When the second deployment is prepared, we can see that the power consumption of both containers is the same.
What does this indicate to us? Does this imply that the amount of energy used by a traffic generator that uses OpenTelemetry, metrics, and traces along with intricate logic and instrumentalization is equal to that of a straightforward mock that simply prints “200 OK” to the console? Even though we adore contemporary observability, it is occasionally necessary to print to the standard output.

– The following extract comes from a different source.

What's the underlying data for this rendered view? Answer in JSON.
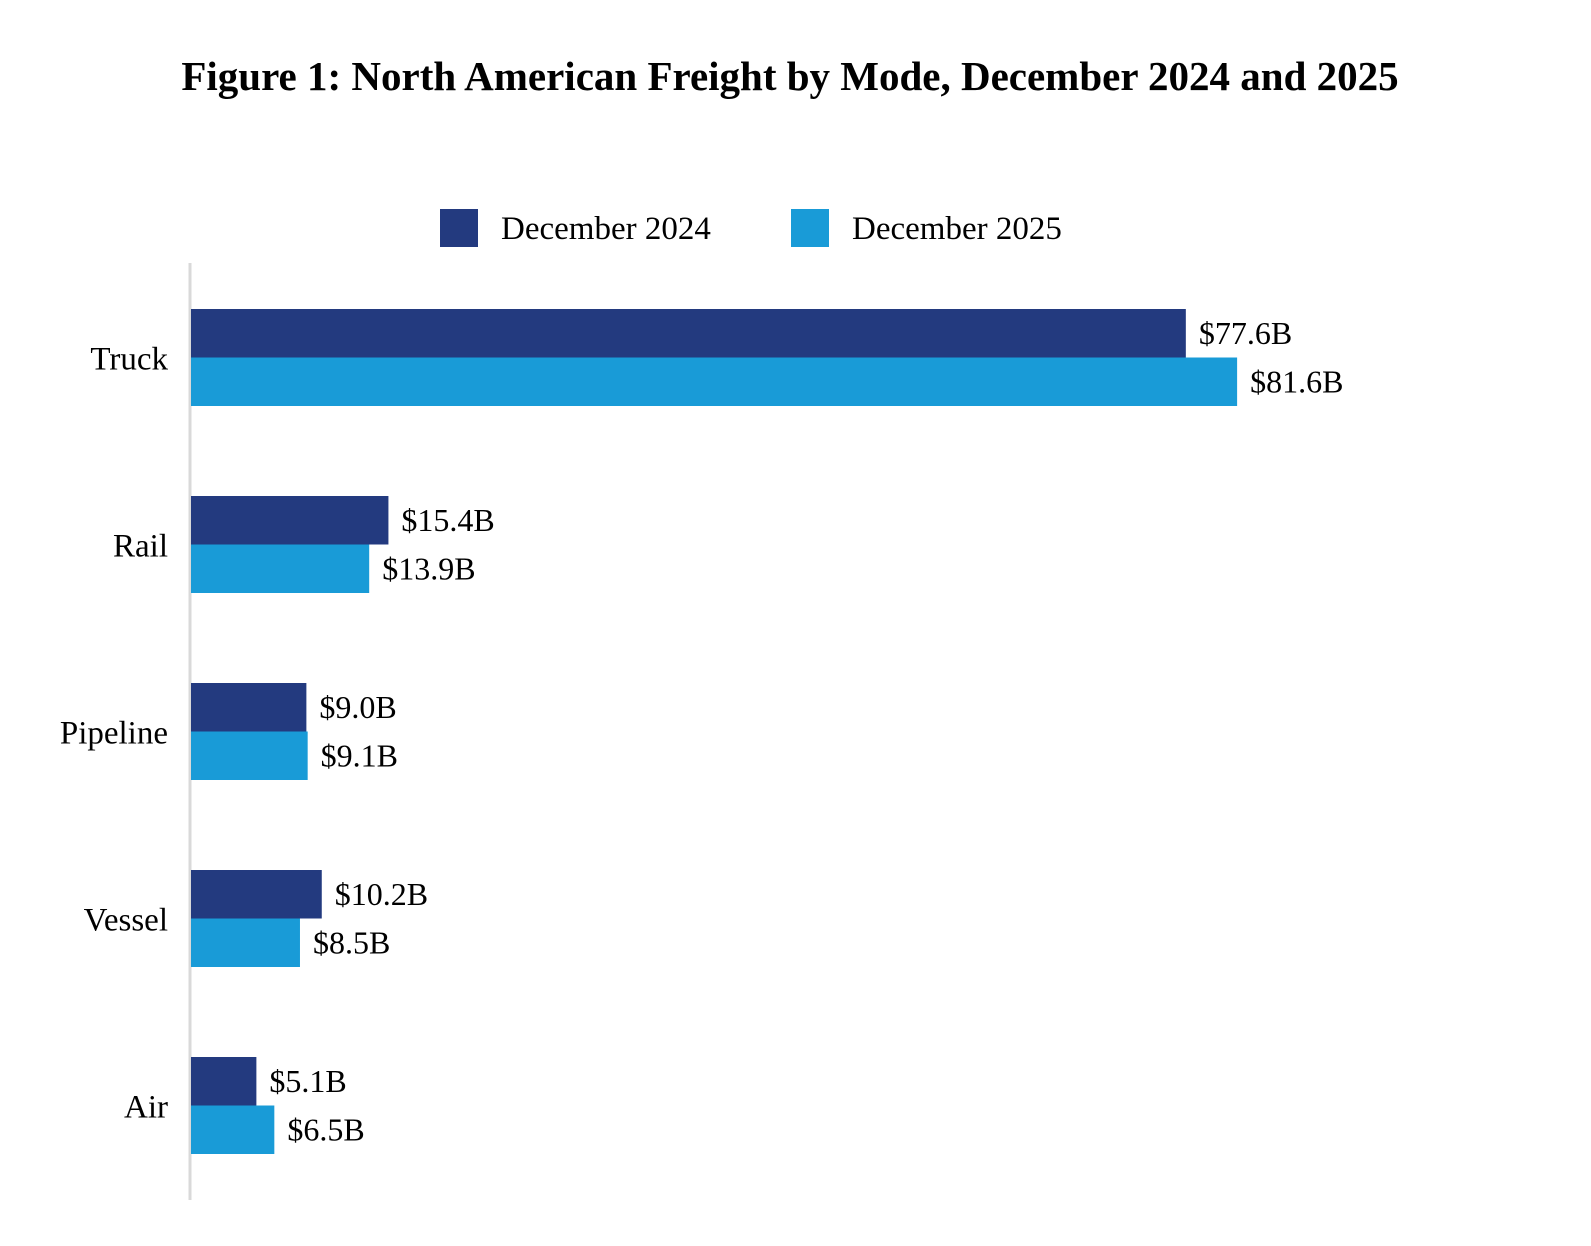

Go is used for the mock, and C++ is used for the traffic generator. Recent research indicates that, in some scenarios, C++ can be 2.5 times more energy efficient than Go; however, that topic is well outside the purview of this blog. Every language has its own domains in which to flourish, and we adore them all. We’re eager to see how you intend to apply power monitoring. Using your own data, you might even be able to participate in the power consumption vs programming language debate.
What comes next?
We are still dedicated to taking your suggestions into consideration, adjusting, and adding improvements. We will continue to work in partnership with the community to support the international effort to better track energy use. The future looks bright: plans could include anything from helping developers view their code in the OpenShift platform to integrating power monitoring with larger sustainability initiatives to exporting data via OpenTelemetry.